Majority expect long-term improvement in the situation

While many hospitals expect their financial situation to deteriorate further in the near term, some expect the status quo to improve long term. By 2030, 51% of hospitals anticipate an improvement in their net profits, while 38% forecast a better liquidity situation. Possible explanations include the so-called transformation fund alongside other federal government plans to provide support, such as the EUR 4 billion that has been announced to cover the immediate costs of transformation.

Hospitals are planning medium-term investments of roughly €130 billion. Ninety-six percent of facilities intend to invest in construction projects such as new buildings or renovations. The primary goal of these initiatives is to increase the operational efficiency of hospitals - by complying with structural requirements, for example - and to make structural adjustments, such as preparing for the ongoing shift toward outpatient care and greater specialization.

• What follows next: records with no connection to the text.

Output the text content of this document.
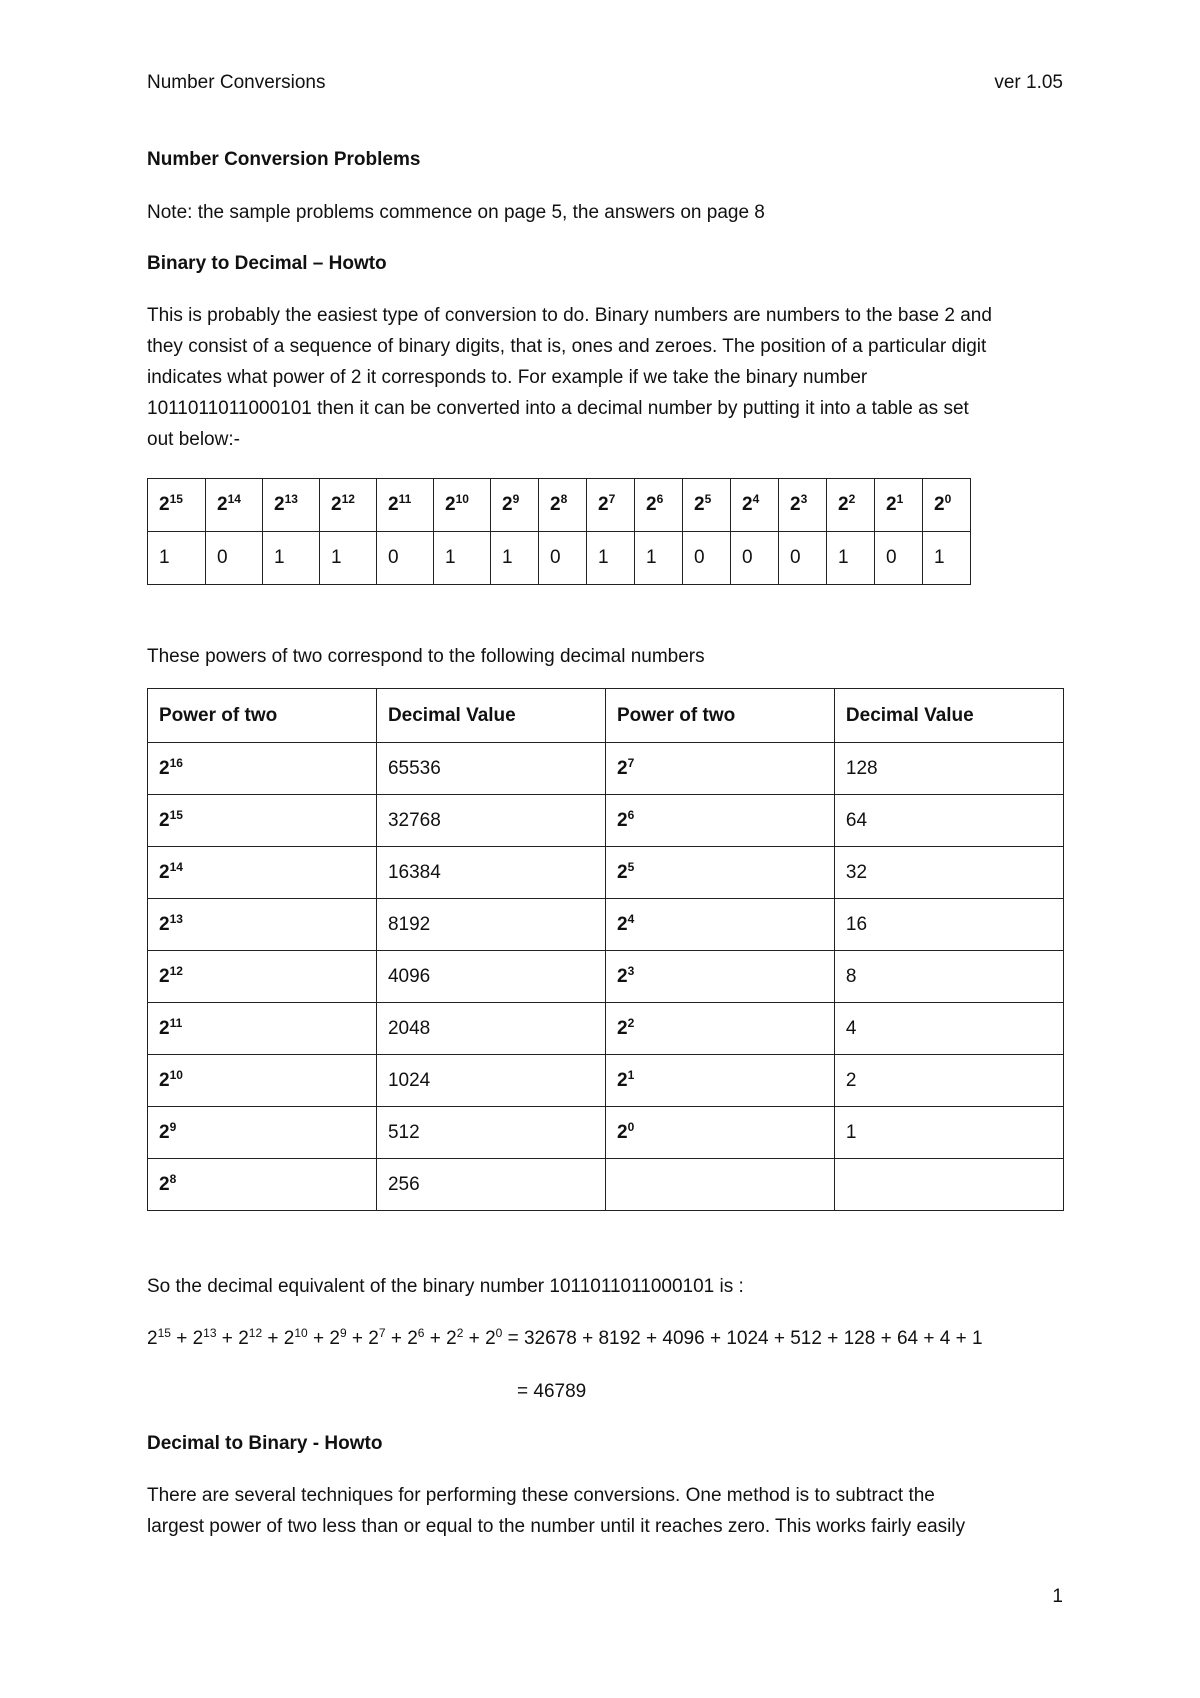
Number Conversions	ver 1.05
Number Conversion Problems
Note: the sample problems commence on page 5, the answers on page 8
Binary to Decimal – Howto
This is probably the easiest type of conversion to do. Binary numbers are numbers to the base 2 and
they consist of a sequence of binary digits, that is, ones and zeroes. The position of a particular digit
indicates what power of 2 it corresponds to. For example if we take the binary number
1011011011000101 then it can be converted into a decimal number by putting it into a table as set
out below:-
$2^{15}$	$2^{14}$	$2^{13}$	$2^{12}$	$2^{11}$	$2^{10}$	$2^9$	$2^8$	$2^7$	$2^6$	$2^5$	$2^4$	$2^3$	$2^2$	$2^1$	$2^0$
1	0	1	1	0	1	1	0	1	1	0	0	0	1	0	1
These powers of two correspond to the following decimal numbers
Power of two	Decimal Value	Power of two	Decimal Value
$2^{16}$	65536	$2^7$	128
$2^{15}$	32768	$2^6$	64
$2^{14}$	16384	$2^5$	32
$2^{13}$	8192	$2^4$	16
$2^{12}$	4096	$2^3$	8
$2^{11}$	2048	$2^2$	4
$2^{10}$	1024	$2^1$	2
$2^9$	512	$2^0$	1
$2^8$	256		
So the decimal equivalent of the binary number 1011011011000101 is :
$2^{15} + 2^{13} + 2^{12} + 2^{10} + 2^9 + 2^7 + 2^6 + 2^2 + 2^0 = 32678 + 8192 + 4096 + 1024 + 512 + 128 + 64 + 4 + 1$
= 46789
Decimal to Binary - Howto
There are several techniques for performing these conversions. One method is to subtract the
largest power of two less than or equal to the number until it reaches zero. This works fairly easily
1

Financing the plans is seen as problematic

Funding is a key obstacle to putting hospitals' ambitious plans into practice. Currently, only half of the necessary capital is covered by public funding. With application processes being so complex, public funding is also considerably more difficult to get hold of. Consequently, the remaining financing requirements will increasingly have to be met with equity and debt capital – an additional burden for hospitals. Added to this is the widespread view that the available funding pots are just not big enough.

The study authors believe hospitals that are in a good position strategically and financially and are able to make a compelling case for their transformation plans will be the ones that end up with good access to public funding and debt capital. The key for hospitals is to systematically review their structures and processes and develop them in a targeted way. That includes optimizing the provision of medical services, consistently exploiting any IT and digitalization potential that exists, and strengthening cooperation within hospital networks.